The follow-up single, "Un angelo", peaked at no. two in the Italian charts and no. ten in Switzerland in the spring of 1976. The band continued the international success with "Dolce amore mio" which reached no. six in Italy and no. three in Switzerland. In 1977, I Santo California took part to the Sanremo Music Festival with the song "Monica", finishing third. The song quickly turned into another international hit for the band. In 1978, they scored their last top ten hit in Italy with "Manuela, amore!". After that, I Santo California's popularity decreased. The band continued to record and perform but struggled to maintain the same degree of commercial success.

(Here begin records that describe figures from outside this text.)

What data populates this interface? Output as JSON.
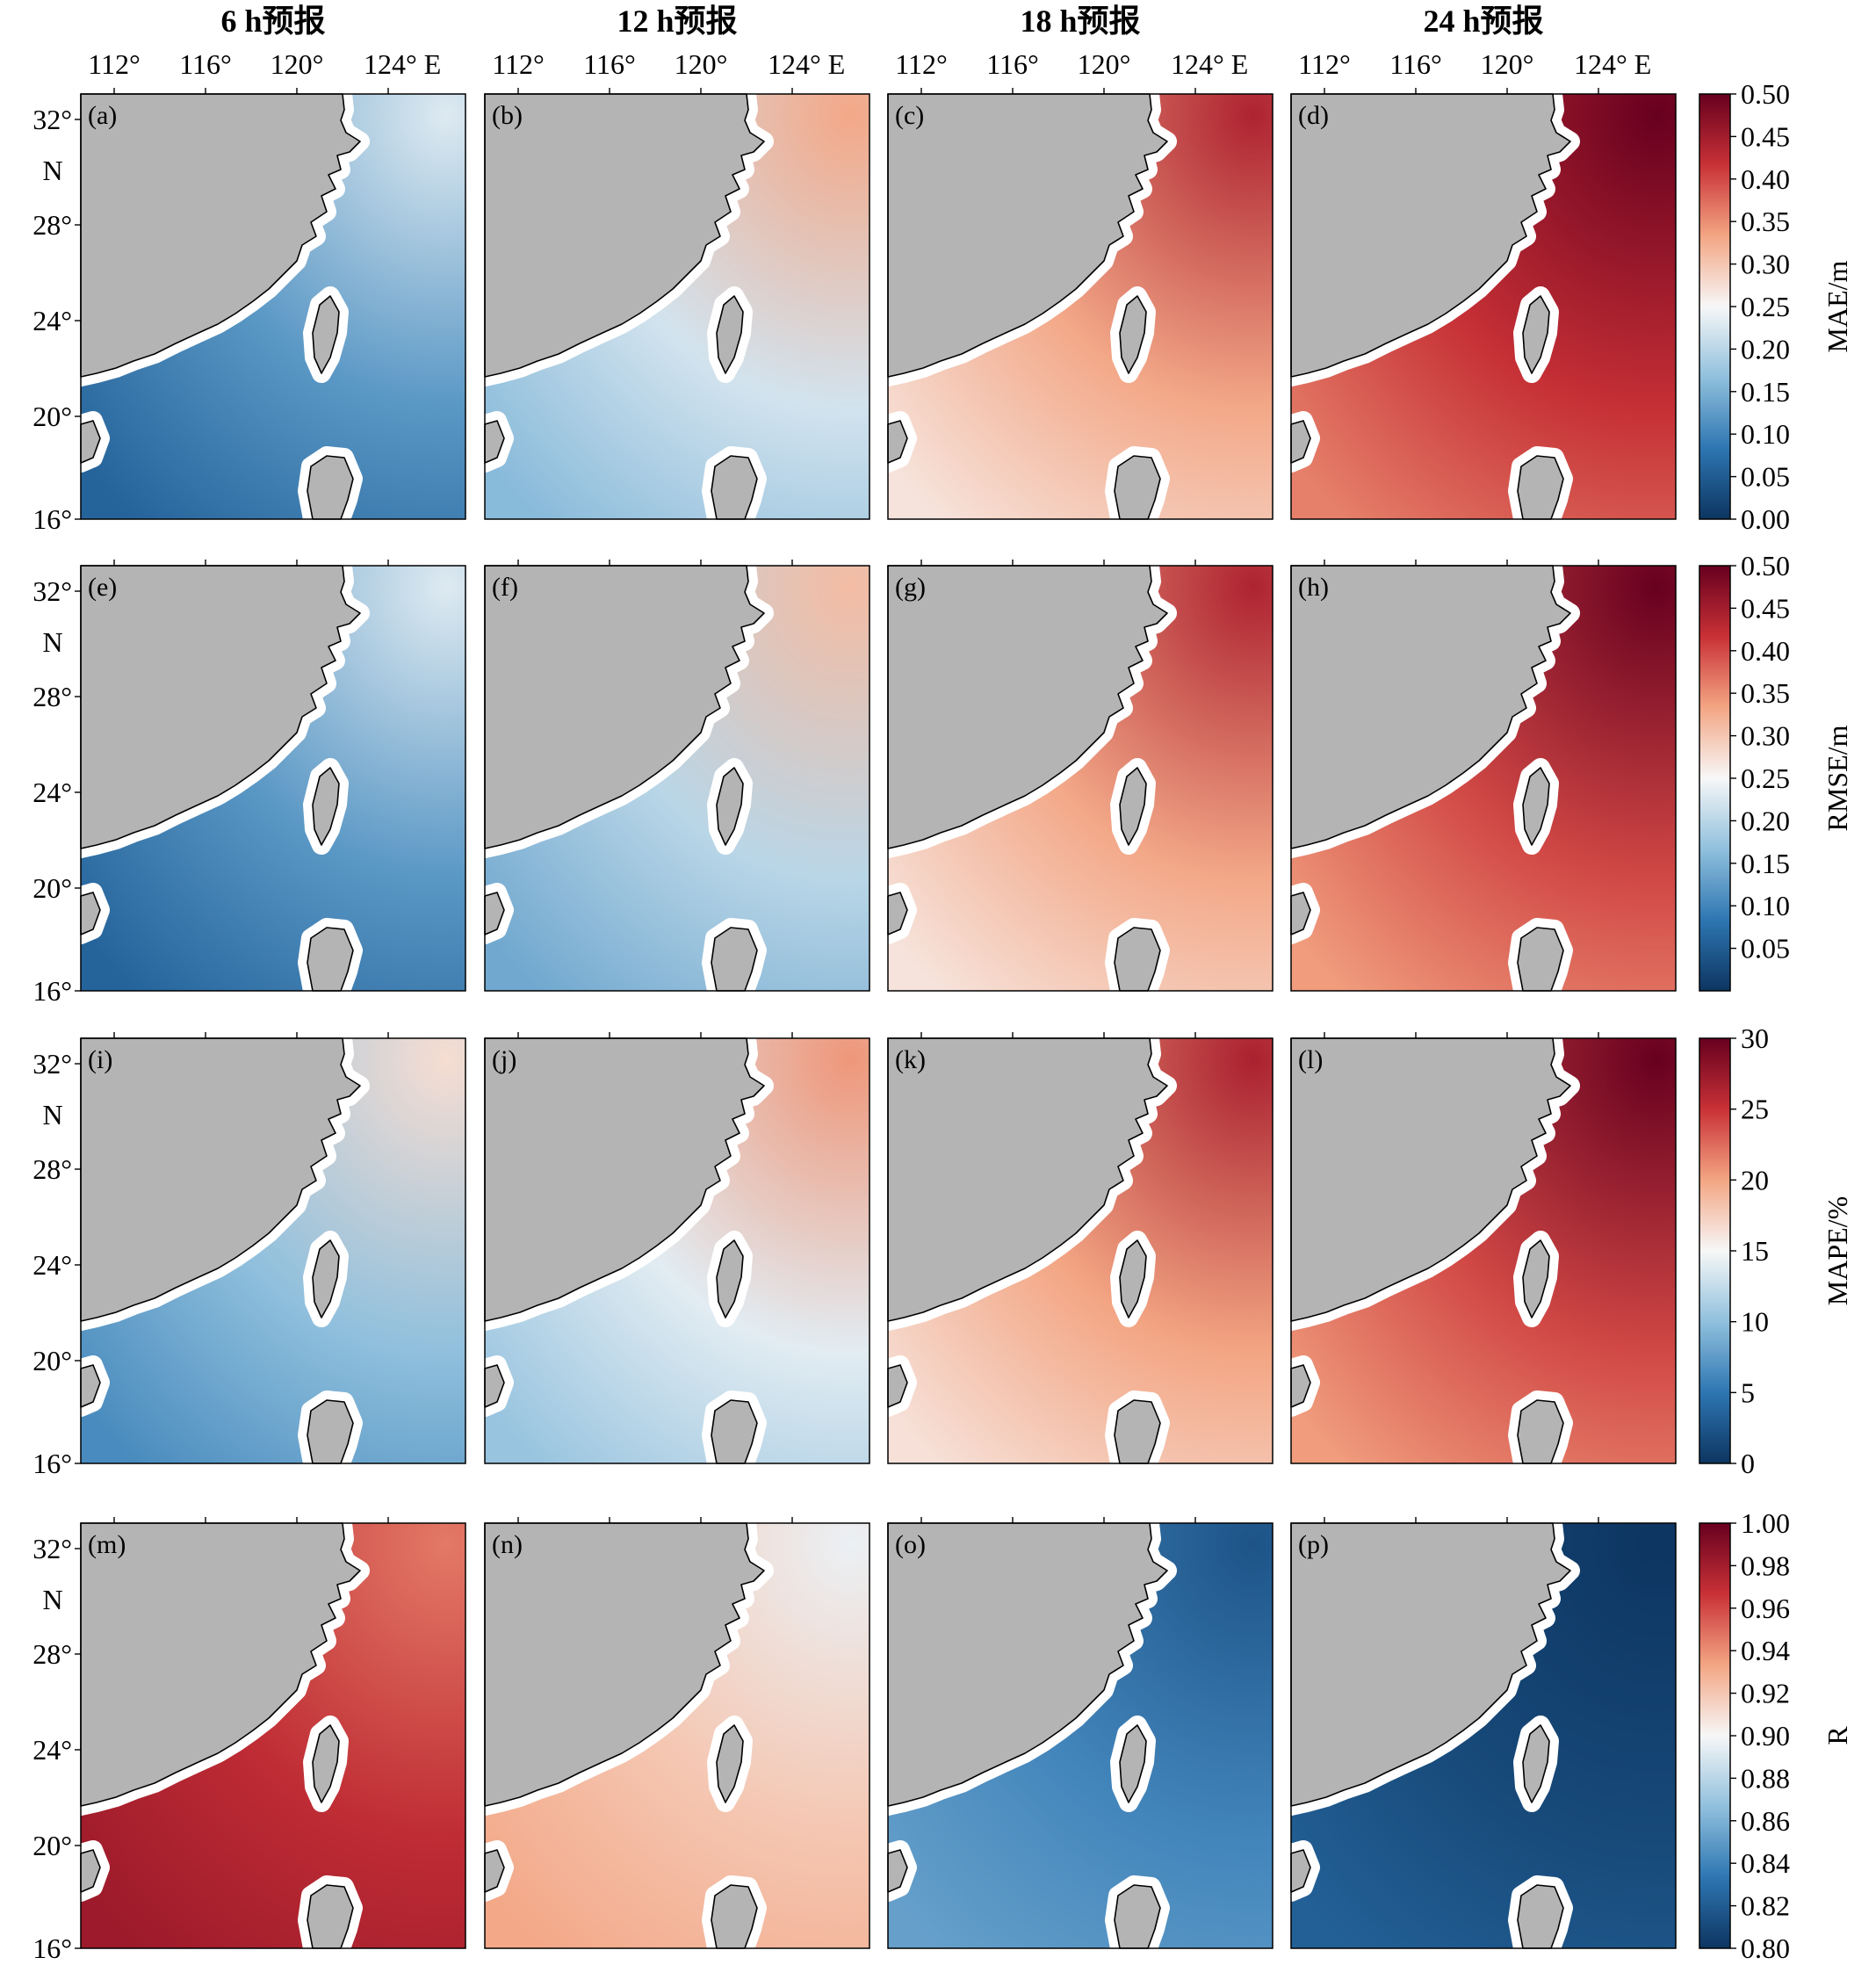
{
  "column_titles": [
    "6 h预报",
    "12 h预报",
    "18 h预报",
    "24 h预报"
  ],
  "lon_ticks": [
    "112°",
    "116°",
    "120°",
    "124° E"
  ],
  "lat_ticks": [
    "32°",
    "N",
    "28°",
    "24°",
    "20°",
    "16°"
  ],
  "rows": [
    {
      "metric": "MAE/m",
      "cbar_ticks": [
        "0.50",
        "0.45",
        "0.40",
        "0.35",
        "0.30",
        "0.25",
        "0.20",
        "0.15",
        "0.10",
        "0.05",
        "0.00"
      ],
      "panels": [
        {
          "label": "(a)",
          "level": 0.12
        },
        {
          "label": "(b)",
          "level": 0.22
        },
        {
          "label": "(c)",
          "level": 0.33
        },
        {
          "label": "(d)",
          "level": 0.42
        }
      ]
    },
    {
      "metric": "RMSE/m",
      "cbar_ticks": [
        "0.50",
        "0.45",
        "0.40",
        "0.35",
        "0.30",
        "0.25",
        "0.20",
        "0.15",
        "0.10",
        "0.05"
      ],
      "panels": [
        {
          "label": "(e)",
          "level": 0.12
        },
        {
          "label": "(f)",
          "level": 0.2
        },
        {
          "label": "(g)",
          "level": 0.33
        },
        {
          "label": "(h)",
          "level": 0.4
        }
      ]
    },
    {
      "metric": "MAPE/%",
      "cbar_ticks": [
        "30",
        "25",
        "20",
        "15",
        "10",
        "5",
        "0"
      ],
      "panels": [
        {
          "label": "(i)",
          "level": 10
        },
        {
          "label": "(j)",
          "level": 14
        },
        {
          "label": "(k)",
          "level": 20
        },
        {
          "label": "(l)",
          "level": 24
        }
      ]
    },
    {
      "metric": "R",
      "cbar_ticks": [
        "1.00",
        "0.98",
        "0.96",
        "0.94",
        "0.92",
        "0.90",
        "0.88",
        "0.86",
        "0.84",
        "0.82",
        "0.80"
      ],
      "panels": [
        {
          "label": "(m)",
          "level": 0.97
        },
        {
          "label": "(n)",
          "level": 0.92
        },
        {
          "label": "(o)",
          "level": 0.84
        },
        {
          "label": "(p)",
          "level": 0.81
        }
      ]
    }
  ],
  "colormap": [
    "#0d3561",
    "#2e76b2",
    "#90c0dd",
    "#f7f7f7",
    "#f3a583",
    "#c93136",
    "#67001f"
  ],
  "land_color": "#b4b4b4"
}
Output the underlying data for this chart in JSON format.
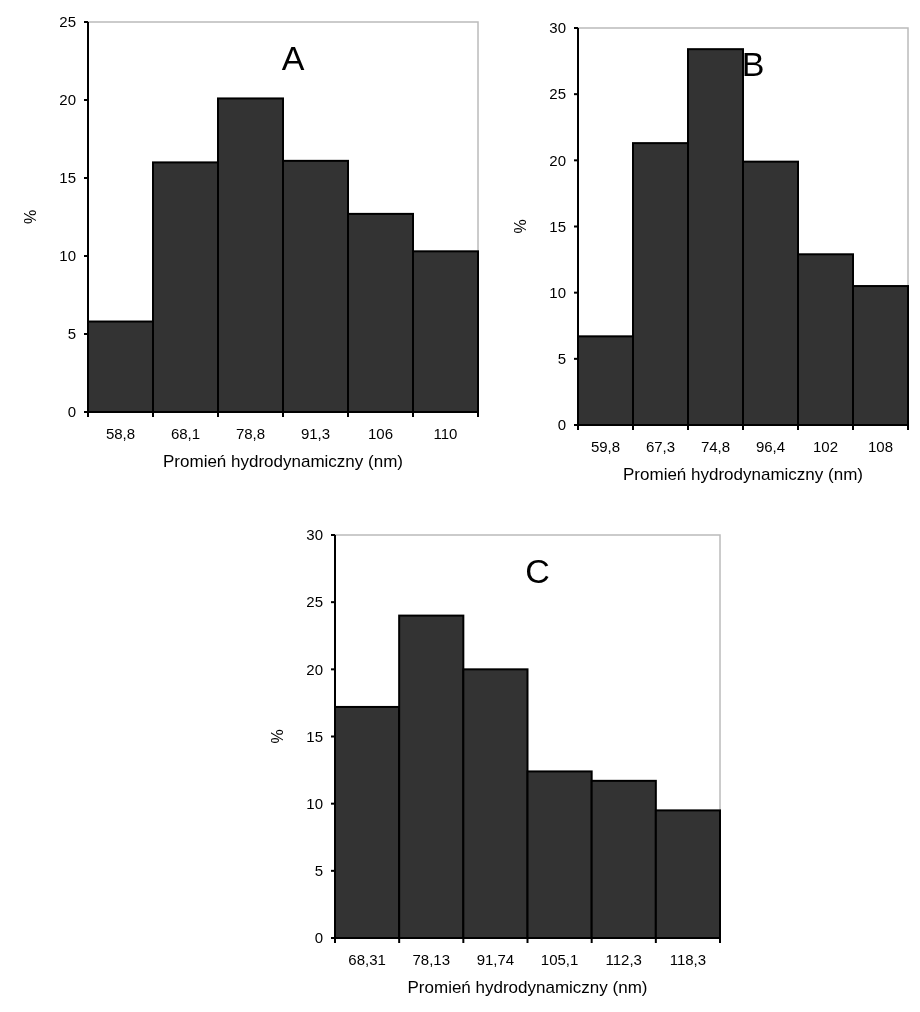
{
  "chart_data": [
    {
      "type": "bar",
      "title": "A",
      "xlabel": "Promień hydrodynamiczny (nm)",
      "ylabel": "%",
      "categories": [
        "58,8",
        "68,1",
        "78,8",
        "91,3",
        "106",
        "110"
      ],
      "values": [
        5.8,
        16,
        20.1,
        16.1,
        12.7,
        10.3
      ],
      "color": "#333333",
      "ylim": [
        0,
        25
      ],
      "yticks": [
        0,
        5,
        10,
        15,
        20,
        25
      ]
    },
    {
      "type": "bar",
      "title": "B",
      "xlabel": "Promień hydrodynamiczny (nm)",
      "ylabel": "%",
      "categories": [
        "59,8",
        "67,3",
        "74,8",
        "96,4",
        "102",
        "108"
      ],
      "values": [
        6.7,
        21.3,
        28.4,
        19.9,
        12.9,
        10.5
      ],
      "color": "#333333",
      "ylim": [
        0,
        30
      ],
      "yticks": [
        0,
        5,
        10,
        15,
        20,
        25,
        30
      ]
    },
    {
      "type": "bar",
      "title": "C",
      "xlabel": "Promień hydrodynamiczny (nm)",
      "ylabel": "%",
      "categories": [
        "68,31",
        "78,13",
        "91,74",
        "105,1",
        "112,3",
        "118,3"
      ],
      "values": [
        17.2,
        24,
        20,
        12.4,
        11.7,
        9.5
      ],
      "color": "#333333",
      "ylim": [
        0,
        30
      ],
      "yticks": [
        0,
        5,
        10,
        15,
        20,
        25,
        30
      ]
    }
  ]
}
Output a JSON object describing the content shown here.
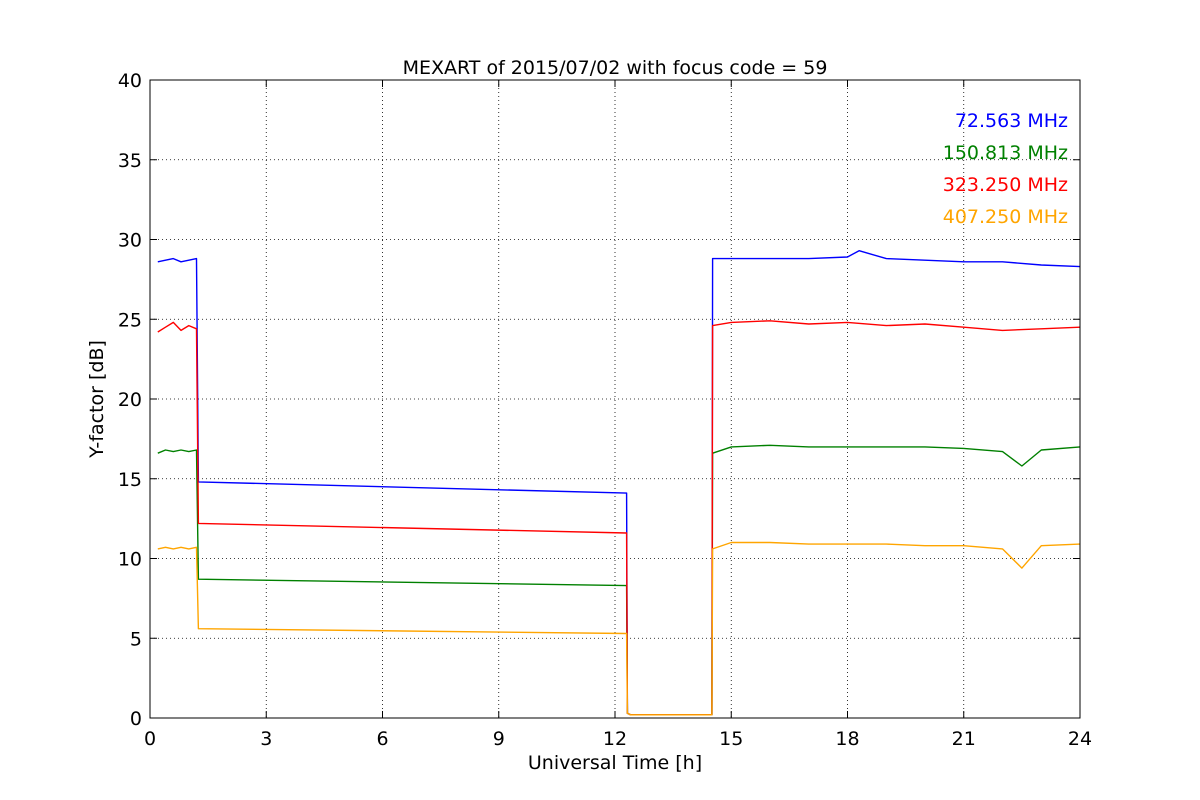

Following a break of fourteen years, in 1994 the band released a new album 1994 Per un mondo migliore.

== Members ==
- Pietro Paolo Barbella - vocals, keyboard (1974 – present)
- Donato Farina - drums (1974 – present)
- Domenico "Mimmo" Aiello - bass (1974 – present)
- Ninni Gibboni - chitarre

Former members
- Massimo Caso - guitar (1974 – 1979)
- Gianni Galizia - chitarre, keyboard (1974 – 1990)

== Discography ==
===Albums===
====Studio albums====

| Title | Album details | Peak chart positions |
IT
| Se davvero mi vuoi bene... Tornerò | Released: 1974; Label: Yep; Formats: LP; | 19 |
| Un angelo | Released: October 1975; Label: Yep; Formats: LP; | 22 |
| Venus serenade | Released: 1979; Label: Yep; Formats: LP; | — |
| Ti perdono amore mio | Released: 1980; Label: Yep; Formats: LP; | — |
| 1994 Per un mondo migliore | Released: 1994; Label: PBR; Formats: CD; | — |
"—" denotes releases that did not chart.

====Compilation albums====

| Title | Album details |
|---|---|
| Torneró | Released: 1975; Label: Philips, Decca; Formats: LP, MC; |
| Hits in the World | Released: 1976; Label: Yep; Formats: LP; |
| Die großen Erfolge. Grandi successi. Les grands succès | Released: 1976; Label: Ariola; Formats: LP; |
| The Best of I Santo California | Released: 1977; Label: Philips; Formats: LP; |
| Il meglio de I Santo California | Released: 1978; Label: Yep; Formats: LP; |
| Tornerò – The Very Best | Released: 1993; Label: Arcade; Formats: CD; |
| Tornerò – Best Of | Released: 1996; Label: ZYX Music; Formats: CD; |
| The World of I Santo California | Released: 2002; Label: ZYX Music; Formats: CD; |
| Tornerò – I Grandi Successi | Released: 2005; Label: ZYX Music; Formats: CD; |
| The Best of I Santo California | Released: 2007; Label: Trecolori Media; Formats: CD; |

===Singles===

| Title | Year | Peak chart positions |  |  |  |  |  |
| IT | AUT | BE (FL) | GER | SPA | SWI |
| "Tornerò" | 1974 | 2 | 4 | 4 | 2 | 3 | 1 |
| "Un angelo" | 1974 | 4 | — | — | — | — | 9 |
| "Dolce amore mio" | 1976 | 6 | — | — | — | — | 3 |
| "Ave Maria... No! No!" | 9 | — | — | — | — | 11 |
| "Fenesta vascia" | 1977 | — | — | — | — | — | — |
| "Monica" | 14 | — | — | — | — | 9 |
| "Gabbiano" | — | — | — | — | — | — |
| "Manuela, amore!" | 1978 | — | — | — | — | — | — |
| "Venezia" | 1979 | — | — | — | — | — | — |
| "Butterfly 2000" | — | — | — | — | — | — |
| "Ti perdono amore mio" | 1980 | — | — | — | — | — | — |
| "Aspettandoti" | 1981 | — | — | — | — | — | — |
| "Questa melodia" | 1982 | — | — | — | — | — | — |
| "Amore fragile" | — | — | — | — | — | — |
| "Lassù" | 1983 | — | — | — | — | — | — |
| "Maledetto cuore" | 1984 | — | — | — | — | — | — |
| "Caro compagno Joe" (Belgium-only release) | 1991 | — | — | — | — | — | — |
| "Tornerò 2007" (Clamore Project vs. I Santo California; Germany-only release) | 2007 | — | — | — | — | — | — |
"—" denotes releases that did not chart or were not released in that territory.